Is First Solar seeing growing market demand for your thin film PV modules because of their low embodied carbon? What other sustainability issues are customers asking about?
Our solar modules are very competitive and supports the utility scale solar fleet in markets like the US, France, and India, where we have several gigawatts installed. France is the only one of those countries that has integrated carbon footprint criteria into the tender process and our technology accounts for about 10 percent of the country’s installed capacity.
But even in markets without these regulatory requirements, we see customers driving demand for responsible solar. Corporate renewable energy buyers in particular are increasingly looking to go "Beyond the Megawatt" of renewables that they are purchasing to ensure their projects are as environmentally and socially responsible as possible.
Recycling and contributing to the circular economy, for example, is something that customers like General Motors care about. Some forward-thinking utilities have also started incorporating life cycle greenhouse gas emissions in their integrated resource plans, which take the embodied carbon of different energy technologies into account.
More recently, we have seen customers including questions on forced labor and supply chain transparency in their RFPs due to allegations of forced labor in the solar supply chain in Xinjiang, China. Not only does this issue risk undermining the industry’s social license but it also highlights the danger of over-relying on China for solar panels and solar panel components. We believe solar should never come at the price of people or the planet.
First Solar has signed a number of deals with corporate power buyers, including GM, in recent times. As electrification picks up pace, what role do you see for Ultra Low-Carbon Solar in powering transportation?
That’s correct - we signed a number of deals with corporate buyers last year including General Motors, Microsoft, Verizon, and Dow, each of whom had a strong appreciation for our sustainability advantage.
As one of the largest contributors of greenhouse gas emissions in the U.S., electrifying the transportation sector not only has the opportunity to significantly reduce air pollution but is critical to decarbonizing the economy. Powering electric vehicles with Ultra Low-Carbon Solar is a no-brainer. It's also important to note that there’s a tremendous amount of potential for Ultra Low-Carbon Solar to power the new alternatives, such as green hydrogen.

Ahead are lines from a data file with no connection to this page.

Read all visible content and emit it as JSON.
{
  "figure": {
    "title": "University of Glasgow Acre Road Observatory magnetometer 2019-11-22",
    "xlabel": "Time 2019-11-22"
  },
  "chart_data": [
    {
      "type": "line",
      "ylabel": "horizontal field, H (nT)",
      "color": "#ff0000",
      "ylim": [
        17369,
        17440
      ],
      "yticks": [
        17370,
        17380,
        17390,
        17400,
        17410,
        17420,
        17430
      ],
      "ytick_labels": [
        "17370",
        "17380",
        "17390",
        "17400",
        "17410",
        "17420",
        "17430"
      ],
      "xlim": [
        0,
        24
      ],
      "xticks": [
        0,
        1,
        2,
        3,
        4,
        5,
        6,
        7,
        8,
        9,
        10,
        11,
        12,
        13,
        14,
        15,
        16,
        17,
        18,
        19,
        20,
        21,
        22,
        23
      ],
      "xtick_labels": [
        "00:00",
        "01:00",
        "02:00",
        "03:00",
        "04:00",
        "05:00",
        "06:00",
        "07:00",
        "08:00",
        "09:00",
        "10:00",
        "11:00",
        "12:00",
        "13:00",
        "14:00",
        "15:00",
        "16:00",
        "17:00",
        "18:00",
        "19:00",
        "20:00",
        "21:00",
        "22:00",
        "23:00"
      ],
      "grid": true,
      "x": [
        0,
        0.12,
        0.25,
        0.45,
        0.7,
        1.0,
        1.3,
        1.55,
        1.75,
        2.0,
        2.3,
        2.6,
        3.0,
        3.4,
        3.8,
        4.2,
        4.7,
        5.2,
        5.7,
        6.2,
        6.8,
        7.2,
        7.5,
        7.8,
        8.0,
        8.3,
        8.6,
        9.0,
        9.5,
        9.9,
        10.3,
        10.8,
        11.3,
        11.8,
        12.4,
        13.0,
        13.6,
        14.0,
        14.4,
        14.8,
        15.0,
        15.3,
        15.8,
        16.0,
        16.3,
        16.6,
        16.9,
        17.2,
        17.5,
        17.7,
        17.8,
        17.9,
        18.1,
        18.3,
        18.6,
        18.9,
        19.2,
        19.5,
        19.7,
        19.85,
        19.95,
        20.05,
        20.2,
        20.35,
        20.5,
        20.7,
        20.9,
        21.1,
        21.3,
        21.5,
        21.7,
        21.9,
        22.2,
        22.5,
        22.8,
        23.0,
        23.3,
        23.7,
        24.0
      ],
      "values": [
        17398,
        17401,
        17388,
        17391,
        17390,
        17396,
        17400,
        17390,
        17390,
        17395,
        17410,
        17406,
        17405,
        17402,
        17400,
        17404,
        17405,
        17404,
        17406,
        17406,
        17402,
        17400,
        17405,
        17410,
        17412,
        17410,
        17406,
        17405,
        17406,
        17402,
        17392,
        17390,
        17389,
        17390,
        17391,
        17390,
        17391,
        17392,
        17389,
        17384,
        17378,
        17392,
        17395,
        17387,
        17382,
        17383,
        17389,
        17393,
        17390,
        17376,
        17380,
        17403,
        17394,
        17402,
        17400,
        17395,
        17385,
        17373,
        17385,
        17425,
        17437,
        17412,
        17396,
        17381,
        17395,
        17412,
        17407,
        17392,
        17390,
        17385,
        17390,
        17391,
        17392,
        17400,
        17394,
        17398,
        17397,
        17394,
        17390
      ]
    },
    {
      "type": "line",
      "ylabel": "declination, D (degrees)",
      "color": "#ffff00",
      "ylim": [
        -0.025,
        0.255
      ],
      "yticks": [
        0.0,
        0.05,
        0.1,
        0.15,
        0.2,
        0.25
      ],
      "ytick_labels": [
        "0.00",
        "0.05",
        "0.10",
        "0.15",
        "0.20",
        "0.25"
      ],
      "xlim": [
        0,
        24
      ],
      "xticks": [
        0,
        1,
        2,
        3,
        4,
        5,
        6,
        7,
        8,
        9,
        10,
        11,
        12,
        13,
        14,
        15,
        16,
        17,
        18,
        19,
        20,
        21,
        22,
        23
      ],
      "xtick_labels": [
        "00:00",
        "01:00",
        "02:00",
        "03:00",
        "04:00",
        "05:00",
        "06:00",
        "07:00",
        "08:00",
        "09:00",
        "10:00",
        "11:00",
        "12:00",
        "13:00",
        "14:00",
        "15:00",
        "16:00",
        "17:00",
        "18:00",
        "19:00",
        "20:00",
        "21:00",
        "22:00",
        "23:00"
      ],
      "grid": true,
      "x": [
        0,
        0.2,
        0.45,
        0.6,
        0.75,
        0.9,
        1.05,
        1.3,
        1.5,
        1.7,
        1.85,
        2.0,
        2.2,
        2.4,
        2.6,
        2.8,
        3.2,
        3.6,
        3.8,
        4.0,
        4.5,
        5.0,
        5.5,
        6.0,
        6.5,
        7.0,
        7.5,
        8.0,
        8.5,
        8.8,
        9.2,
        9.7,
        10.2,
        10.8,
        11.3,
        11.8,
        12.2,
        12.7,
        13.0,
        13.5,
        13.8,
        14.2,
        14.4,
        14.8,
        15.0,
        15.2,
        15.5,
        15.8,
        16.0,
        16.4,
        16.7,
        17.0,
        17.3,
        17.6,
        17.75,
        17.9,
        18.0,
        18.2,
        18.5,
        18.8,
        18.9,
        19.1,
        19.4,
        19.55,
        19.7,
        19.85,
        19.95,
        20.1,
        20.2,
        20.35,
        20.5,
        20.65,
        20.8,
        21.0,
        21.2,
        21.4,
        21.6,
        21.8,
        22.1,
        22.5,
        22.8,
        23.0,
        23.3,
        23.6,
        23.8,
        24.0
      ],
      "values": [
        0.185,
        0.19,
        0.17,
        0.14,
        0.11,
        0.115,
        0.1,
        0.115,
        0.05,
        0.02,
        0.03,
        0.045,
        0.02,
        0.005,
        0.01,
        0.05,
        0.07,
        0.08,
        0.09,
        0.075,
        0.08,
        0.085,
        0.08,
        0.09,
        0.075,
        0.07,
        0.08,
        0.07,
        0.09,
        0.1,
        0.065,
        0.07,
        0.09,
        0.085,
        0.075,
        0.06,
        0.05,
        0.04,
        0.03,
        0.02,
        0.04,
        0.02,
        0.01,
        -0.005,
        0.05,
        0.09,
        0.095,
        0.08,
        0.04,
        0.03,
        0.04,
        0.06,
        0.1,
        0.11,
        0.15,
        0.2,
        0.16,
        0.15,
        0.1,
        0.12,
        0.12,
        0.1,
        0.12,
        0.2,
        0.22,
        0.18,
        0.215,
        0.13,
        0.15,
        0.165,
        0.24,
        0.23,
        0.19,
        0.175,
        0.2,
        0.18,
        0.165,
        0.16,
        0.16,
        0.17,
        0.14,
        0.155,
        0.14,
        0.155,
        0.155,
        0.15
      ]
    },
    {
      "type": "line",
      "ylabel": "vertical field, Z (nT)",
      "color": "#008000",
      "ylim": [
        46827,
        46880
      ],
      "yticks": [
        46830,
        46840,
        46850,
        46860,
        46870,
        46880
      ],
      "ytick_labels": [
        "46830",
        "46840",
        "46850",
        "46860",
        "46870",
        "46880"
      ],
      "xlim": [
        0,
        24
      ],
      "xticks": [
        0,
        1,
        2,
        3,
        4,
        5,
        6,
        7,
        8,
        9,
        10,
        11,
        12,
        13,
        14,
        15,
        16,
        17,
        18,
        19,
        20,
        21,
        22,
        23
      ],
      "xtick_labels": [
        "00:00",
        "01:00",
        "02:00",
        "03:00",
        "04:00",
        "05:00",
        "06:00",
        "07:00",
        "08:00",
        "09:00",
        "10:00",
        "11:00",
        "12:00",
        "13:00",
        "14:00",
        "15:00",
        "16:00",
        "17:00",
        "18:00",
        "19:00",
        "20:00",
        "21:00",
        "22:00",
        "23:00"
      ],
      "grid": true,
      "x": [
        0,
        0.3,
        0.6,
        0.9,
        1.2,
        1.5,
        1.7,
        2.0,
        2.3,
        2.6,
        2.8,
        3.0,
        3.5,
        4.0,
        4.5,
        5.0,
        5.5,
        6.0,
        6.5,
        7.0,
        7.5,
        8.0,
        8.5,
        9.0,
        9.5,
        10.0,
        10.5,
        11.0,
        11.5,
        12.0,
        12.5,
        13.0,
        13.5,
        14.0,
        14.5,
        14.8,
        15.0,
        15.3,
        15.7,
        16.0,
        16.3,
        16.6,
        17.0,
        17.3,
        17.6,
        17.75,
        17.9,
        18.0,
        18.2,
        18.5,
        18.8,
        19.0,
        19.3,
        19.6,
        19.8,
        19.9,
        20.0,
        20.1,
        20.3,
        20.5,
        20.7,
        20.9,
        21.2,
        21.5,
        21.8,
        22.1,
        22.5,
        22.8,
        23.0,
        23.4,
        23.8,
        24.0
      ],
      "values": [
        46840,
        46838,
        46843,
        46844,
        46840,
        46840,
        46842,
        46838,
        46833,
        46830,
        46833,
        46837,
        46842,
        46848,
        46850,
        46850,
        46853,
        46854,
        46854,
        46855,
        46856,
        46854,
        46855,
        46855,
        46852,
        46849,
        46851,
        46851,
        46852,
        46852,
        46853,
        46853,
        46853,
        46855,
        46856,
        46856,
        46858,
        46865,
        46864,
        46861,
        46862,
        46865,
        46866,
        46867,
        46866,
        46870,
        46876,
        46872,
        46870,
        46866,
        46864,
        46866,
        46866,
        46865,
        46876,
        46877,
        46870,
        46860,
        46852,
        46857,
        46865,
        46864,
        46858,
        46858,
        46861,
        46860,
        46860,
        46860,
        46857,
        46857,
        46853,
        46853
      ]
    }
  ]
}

If we are serious about getting to Net Zero, we have to ensure that solar electricity, whether it powers EVs or electrolyzers, has the lowest embodied carbon and is not indirectly powered by coal.
Is there anything that you would like to see change in the solar industry in the next decade?
Solar is the fastest growing new energy resource on the basis of its economic competitiveness, and analysts expect it to generate the majority of global power by 2050. This energy transition will drive extensive new manufacturing and infrastructure build-out, creating good, new-economy jobs, while delivering cleaner, more cost-effective energy. Yet today, some solar has a 2.5x higher embodied carbon footprint than others.
Most end-of-life recycling protocols don’t recover high value materials. And most appallingly, some solar production has been tied to forced labor. We’re at an inflection point on the scale-up and have an opportunity to do this energy transition the right way.
Responsible solar doesn’t cost more, but it does need regulators and energy buyers to ask for it. So I’d like to see regulators and energy end buyers, both utilities and corporate, push the industry in a responsible, ethical direction, realizing the full promise of the energy transition in front of us.